The customer suggested something like the following:
{ //customers/12345
"Name" : "John Doe",
"Bookings" : [{
"FlightId": "flights/1234",
"BookingId": "1asifyupi",
"Flight": "EA-4814",
"From": "Iceland",
"To" : "Japan",
"DateBooked" : "2012/1/1"
}]
}
}
{ // flight/1234
"PlaneId": "planes/1234"// centralized miles flown, service history
"Seats":
{
{
"Seat": "F16"
"BookedBy": "1asifyupi"
}
}
But that is probably a… suboptimal way to handle this. Let us go over the type of entities that we have here:
- Customers / Passengers
- Flights
- Planes
- Booking
The key point in here is that each of those is pretty independent. Note that for simplicity’s sake, I’m assuming that the customer is also the passenger (not true in many cases, a company may pay for your flight, so you the company in the customer and you the passenger).
The actual problem the customer is dealing with is that they have thousands of flights, tens or hundreds of thousands of seats and millions of customers competing for those seats.
Let us see if we can breaking it down to a model that can work for this scenario. Customers deserve its own document, but I wouldn’t store the bookings directly in the customer document. There are many customers that fly a lot, and they are going to have a lot of booking there. At the same time, there are many bookings that are made for a lot of people at the same time (an entire family flying).
That leaves the Customer’s document with data about the customer (name, email, phone, passport #, etc) as well as details such as # of miles traveled, the frequent flyer status, etc.
Now, we have the notion of flights and bookings. A flight is a (from, to, time, plane), which contains the available seats number. Note that we need to explicitly allow for over booking, since that is a common practice for airlines.
There are several places were we have contention here:
- When ordering, we want to over book up to a certain limit.
- When seating (usually 24 – 48 hours before the flight) we want to reserve seats.

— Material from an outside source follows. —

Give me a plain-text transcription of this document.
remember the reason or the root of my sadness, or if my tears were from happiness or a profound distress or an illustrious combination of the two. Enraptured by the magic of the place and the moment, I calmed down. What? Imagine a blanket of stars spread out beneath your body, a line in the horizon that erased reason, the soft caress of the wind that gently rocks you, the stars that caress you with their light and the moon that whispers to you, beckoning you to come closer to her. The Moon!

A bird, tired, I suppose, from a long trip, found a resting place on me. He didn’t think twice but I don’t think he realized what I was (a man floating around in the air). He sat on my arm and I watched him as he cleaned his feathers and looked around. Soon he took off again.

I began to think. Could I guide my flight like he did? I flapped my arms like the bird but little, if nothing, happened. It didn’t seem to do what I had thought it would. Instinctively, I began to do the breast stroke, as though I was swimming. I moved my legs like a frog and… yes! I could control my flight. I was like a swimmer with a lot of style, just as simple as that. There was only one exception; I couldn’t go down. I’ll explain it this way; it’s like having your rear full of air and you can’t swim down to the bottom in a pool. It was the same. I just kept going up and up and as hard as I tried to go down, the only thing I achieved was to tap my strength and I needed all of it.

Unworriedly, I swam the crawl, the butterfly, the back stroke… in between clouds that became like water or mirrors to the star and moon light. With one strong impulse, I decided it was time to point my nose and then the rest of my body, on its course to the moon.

The good thing about it is that we actually have a relatively small contention on a particular flight. And the way the airline industry works, we don’t actually need a transaction between creating the booking and taking a seat on the flight.

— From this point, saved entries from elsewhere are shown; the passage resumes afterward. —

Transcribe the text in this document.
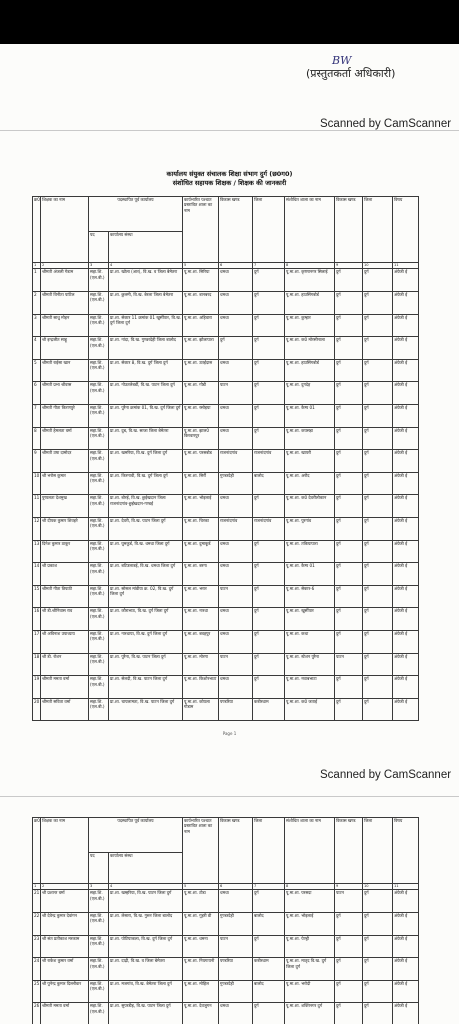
BW
(प्रस्तुतकर्ता अधिकारी)
Scanned by CamScanner
कार्यालय संयुक्त संचालक शिक्षा संभाग दुर्ग (छ0ग0)
संशोधित सहायक शिक्षक / शिक्षक की जानकारी
क्र0	शिक्षक का नाम	पदस्थापित पूर्व कार्यालय		कार्यभारित पश्चात प्रस्तावित शाला का नाम	विकास खण्ड	जिला	संशोधित शाला का नाम	विकास खण्ड	जिला	विषय
		पद	कार्यालय संस्था							
1	2	3	4	5	6	7	8	9	10	11
1	श्रीमती अंजली गेडाम	सहा.शि. (एल.बी.)	प्रा.शा. खोला (आर), वि.ख. व जिला बेमेतरा	पू.मा.शा. सिरिया	धमधा	दुर्ग	पू.मा.शा. कृष्णानगर सिलाई	दुर्ग	दुर्ग	अंग्रेजी ई
2	श्रीमती विनीता पाटिल	सहा.शि. (एल.बी.)	प्रा.शा. छुलमी, वि.ख. बेरला जिला बेमेतरा	पू.मा.शा. बानबरद	धमधा	दुर्ग	पू.मा.शा. हाउसिंगबोर्ड	दुर्ग	दुर्ग	अंग्रेजी ई
3	श्रीमती साधु मोहन	सहा.शि. (एल.बी.)	प्रा.शा. सेक्टर 11 क्रमांक 01 खुर्सीपार, वि.ख. दुर्ग जिला दुर्ग	पू.मा.शा. अहिवारा	धमधा	दुर्ग	पू.मा.शा. कुम्हार	दुर्ग	दुर्ग	अंग्रेजी ई
4	श्री इन्द्रजीत साहू	सहा.शि. (एल.बी.)	प्रा.शा. नांदा, वि.ख. गुण्डरदेही जिला बालोद	पू.मा.शा. झोलापारा	दुर्ग	दुर्ग	पू.मा.शा. क0 मोरसीनाला	दुर्ग	दुर्ग	अंग्रेजी ई
5	श्रीमती राईसा खान	सहा.शि. (एल.बी.)	प्रा.शा. सेक्टर 8, वि.ख. दुर्ग जिला दुर्ग	पू.मा.शा. उतईदास	धमधा	दुर्ग	पू.मा.शा. हाउसिंगबोर्ड	दुर्ग	दुर्ग	अंग्रेजी ई
6	श्रीमती प्रभा श्रीवास	सहा.शि. (एल.बी.)	प्रा.शा. नोउतलेबर्डी, वि.ख. पाटन जिला दुर्ग	पू.मा.शा. गोडी	पाटन	दुर्ग	पू.मा.शा. दुगदेह	दुर्ग	दुर्ग	अंग्रेजी ई
7	श्रीमती गीता किरणपुरे	सहा.शि. (एल.बी.)	प्रा.शा. पुरैना क्रमांक 01, वि.ख. दुर्ग जिला दुर्ग	पू.मा.शा. रसोइया	धमधा	दुर्ग	पू.मा.शा. कैम्प 01	दुर्ग	दुर्ग	अंग्रेजी ई
8	श्रीमती हेमलता वर्मा	सहा.शि. (एल.बी.)	प्रा.शा. दुब, वि.ख. साजा जिला बेमेतरा	पू.मा.शा. झाल0 किरवारपुर	धमधा	दुर्ग	पू.मा.शा. कपसड़ा	दुर्ग	दुर्ग	अंग्रेजी ई
9	श्रीमती उषा दामोदर	सहा.शि. (एल.बी.)	प्रा.शा. खमरिया, वि.ख. दुर्ग जिला दुर्ग	पू.मा.शा. परसबोड	राजनांदगांव	राजनांदगांव	पू.मा.शा. खापरी	दुर्ग	दुर्ग	अंग्रेजी ई
10	श्री भरोस कुमार	सहा.शि. (एल.बी.)	प्रा.शा. किरनावी, वि.ख. दुर्ग जिला दुर्ग	पू.मा.शा. सिर्री	गुण्डरदेही	बालोद	पू.मा.शा. अरौद	दुर्ग	दुर्ग	अंग्रेजी ई
11	पुष्पलता देशमुख	सहा.शि. (एल.बी.)	प्रा.शा. बोरई, वि.ख. छुईखदान जिला राजनांदगांव-छुईखदान-गण्डई	पू.मा.शा. भोइलाई	धमधा	दुर्ग	पू.मा.शा. क0 देवरीलोकान	दुर्ग	दुर्ग	अंग्रेजी ई
12	श्री दीपक कुमार शिवहरे	सहा.शि. (एल.बी.)	प्रा.शा. देवरी, वि.ख. पाटन जिला दुर्ग	पू.मा.शा. चिरका	राजनांदगांव	राजनांदगांव	पू.मा.शा. पुरगांव	दुर्ग	दुर्ग	अंग्रेजी ई
13	दिनेश कुमार ठाकुर	सहा.शि. (एल.बी.)	प्रा.शा. घुमकूर्ड, वि.ख. धमधा जिला दुर्ग	पू.मा.शा. दुमाकूर्ड	धमधा	दुर्ग	पू.मा.शा. तकियापारा	दुर्ग	दुर्ग	अंग्रेजी ई
14	श्री प्रकाश	सहा.शि. (एल.बी.)	प्रा.शा. बटिउलाडई, वि.ख. धमधा जिला दुर्ग	पू.मा.शा. बरगा	धमधा	दुर्ग	पू.मा.शा. कैम्प 01	दुर्ग	दुर्ग	अंग्रेजी ई
15	श्रीमती गीता त्रिपाठी	सहा.शि. (एल.बी.)	प्रा.शा. सोसल मांडीया क्र. 02, वि.ख. दुर्ग जिला दुर्ग	पू.मा.शा. भरार	पाटन	दुर्ग	पू.मा.शा. सेक्टर-6	दुर्ग	दुर्ग	अंग्रेजी ई
16	श्री डी.श्रीनिवास राव	सहा.शि. (एल.बी.)	प्रा.शा. कौराभाठ, वि.ख. दुर्ग जिला दुर्ग	पू.मा.शा. नारधा	धमधा	दुर्ग	पू.मा.शा. खुर्सीपार	दुर्ग	दुर्ग	अंग्रेजी ई
17	श्री अविनाश उपाध्याय	सहा.शि. (एल.बी.)	प्रा.शा. नारधाया, वि.ख. दुर्ग जिला दुर्ग	पू.मा.शा. बवहपुर	धमधा	दुर्ग	पू.मा.शा. कथा	दुर्ग	दुर्ग	अंग्रेजी ई
18	श्री डी. रोशन	सहा.शि. (एल.बी.)	प्रा.शा. पुरैना, वि.ख. पाटन जिला दुर्ग	पू.मा.शा. मोरगा	पाटन	दुर्ग	पू.मा.शा. स्टेशन पुरैना	पाटन	दुर्ग	अंग्रेजी ई
19	श्रीमती ममता वर्मा	सहा.शि. (एल.बी.)	प्रा.शा. सेलदी, वि.ख. पाटन जिला दुर्ग	पू.मा.शा. किशोरभाटा	धमधा	दुर्ग	पू.मा.शा. नवाबभाटा	दुर्ग	दुर्ग	अंग्रेजी ई
20	श्रीमती सविता वर्मा	सहा.शि. (एल.बी.)	प्रा.शा. चापलामता, वि.ख. पाटन जिला दुर्ग	पू.मा.शा. कोयला गोडाम	पण्डरिया	कबीरधाम	पू.मा.शा. क0 जताई	दुर्ग	दुर्ग	अंग्रेजी ई
Page 1
Scanned by CamScanner
क्र0	शिक्षक का नाम	पदस्थापित पूर्व कार्यालय		कार्यभारित पश्चात प्रस्तावित शाला का नाम	विकास खण्ड	जिला	संशोधित शाला का नाम	विकास खण्ड	जिला	विषय
		पद	कार्यालय संस्था							
1	2	3	4	5	6	7	8	9	10	11
21	श्री प्रशान्त वर्मा	सहा.शि. (एल.बी.)	प्रा.शा. खम्हरिया, वि.ख. पाटन जिला दुर्ग	पू.मा.शा. टोडा	धमधा	दुर्ग	पू.मा.शा. परसदा	पाटन	दुर्ग	अंग्रेजी ई
22	श्री देवेन्द्र कुमार देवांगन	सहा.शि. (एल.बी.)	प्रा.शा. लेसारा, वि.ख. गुरूर जिला बालोद	पू.मा.शा. गुहरी डी	गुण्डरदेही	बालोद	पू.मा.शा. भोइलाई	दुर्ग	दुर्ग	अंग्रेजी ई
23	श्री संत प्रतीकाश मरकाम	सहा.शि. (एल.बी.)	प्रा.शा. पोटियाकला, वि.ख. दुर्ग जिला दुर्ग	पू.मा.शा. धमना	पाटन	दुर्ग	पू.मा.शा. पेण्ड्री	दुर्ग	दुर्ग	अंग्रेजी ई
24	श्री राकेश कुमार वर्मा	सहा.शि. (एल.बी.)	प्रा.शा. दाढ़ी, वि.ख. व जिला बेमेतरा	पू.मा.शा. नियगायनी	पण्डरिया	कबीरधाम	पू.मा.शा. मातृद वि.ख. दुर्ग जिला दुर्ग	दुर्ग	दुर्ग	अंग्रेजी ई
25	श्री पुनेन्द्र कुमार दिल्लीवार	सहा.शि. (एल.बी.)	प्रा.शा. मजगांव, वि.ख. बेमेतरा जिला दुर्ग	पू.मा.शा. मोहिल	गुण्डरदेही	बालोद	पू.मा.शा. भरोदी	दुर्ग	दुर्ग	अंग्रेजी ई
26	श्रीमती ममता वर्मा	सहा.शि. (एल.बी.)	प्रा.शा. सुपरडीह, वि.ख. पाटन जिला दुर्ग	पू.मा.शा. देवजुगन	धमधा	दुर्ग	पू.मा.शा. शक्तिनगर दुर्ग	दुर्ग	दुर्ग	अंग्रेजी ई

The usual workflows goes something like this:
- A “reservation” is made for a particular itinerary.
- That itinerary is held for 24 – 48 hours.

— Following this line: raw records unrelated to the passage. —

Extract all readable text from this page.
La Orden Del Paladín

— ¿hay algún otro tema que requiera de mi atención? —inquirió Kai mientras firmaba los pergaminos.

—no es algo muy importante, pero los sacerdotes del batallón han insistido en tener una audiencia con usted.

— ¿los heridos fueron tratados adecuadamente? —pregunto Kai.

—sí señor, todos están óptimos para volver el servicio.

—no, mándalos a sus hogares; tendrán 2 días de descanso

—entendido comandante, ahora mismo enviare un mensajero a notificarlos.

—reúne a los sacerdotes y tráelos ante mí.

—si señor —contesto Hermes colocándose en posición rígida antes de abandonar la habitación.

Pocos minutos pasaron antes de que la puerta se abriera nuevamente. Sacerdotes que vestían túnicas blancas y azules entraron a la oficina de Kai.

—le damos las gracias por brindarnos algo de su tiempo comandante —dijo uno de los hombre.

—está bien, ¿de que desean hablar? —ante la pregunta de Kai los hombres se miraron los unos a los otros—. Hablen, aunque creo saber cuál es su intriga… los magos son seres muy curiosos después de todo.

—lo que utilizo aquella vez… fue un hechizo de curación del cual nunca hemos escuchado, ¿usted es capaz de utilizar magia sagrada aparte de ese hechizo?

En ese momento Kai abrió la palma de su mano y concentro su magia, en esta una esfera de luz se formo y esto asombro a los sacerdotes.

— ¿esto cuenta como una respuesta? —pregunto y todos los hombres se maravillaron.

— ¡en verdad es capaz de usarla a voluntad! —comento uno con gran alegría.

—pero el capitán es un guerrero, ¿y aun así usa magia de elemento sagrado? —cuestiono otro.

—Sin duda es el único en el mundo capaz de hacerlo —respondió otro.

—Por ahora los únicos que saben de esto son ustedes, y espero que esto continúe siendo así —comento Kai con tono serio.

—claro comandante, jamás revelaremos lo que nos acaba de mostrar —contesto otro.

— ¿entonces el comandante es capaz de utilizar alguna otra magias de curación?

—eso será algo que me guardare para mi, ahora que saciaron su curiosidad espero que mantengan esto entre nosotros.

- That itinerary is sent to the customer for approval.
- Customer approve and a booking is made, flight reservations are turned into actual booked seats.
The good thing about this is that because a flight can have up to ~600 seats in it, we don’t really have to worry about contention on a single flight. We can just use normal optimistic concurrency and avoid more complex models. That means that we can just retry on concurrency errors and see where that leads us. The breaking of the actual order into reservation and booking also helps, since we don’t have to coordinate between the actual charge and the reservation on the flight.
Overbooking is handled by setting a limit of how much we allow overbooking, and managing the number of booked seats vs. reserved seats. When we look at the customer data, we show the customer document, along with the most recent orders and the stats. When we look at a particular flight, we can get pretty much all of its state from the flight document itself.
And the plane’s stats are usually just handled via a map/reduce index on all the flights for that plane.
Now, in the real world, the situation is a bit more complex. We might give out 10 economy seats and 3 business seats to Expedia for a 2 months period, so they manage that, and we have partnership agreements with other airlines, and… but I think that this is a good foundation to start building this on.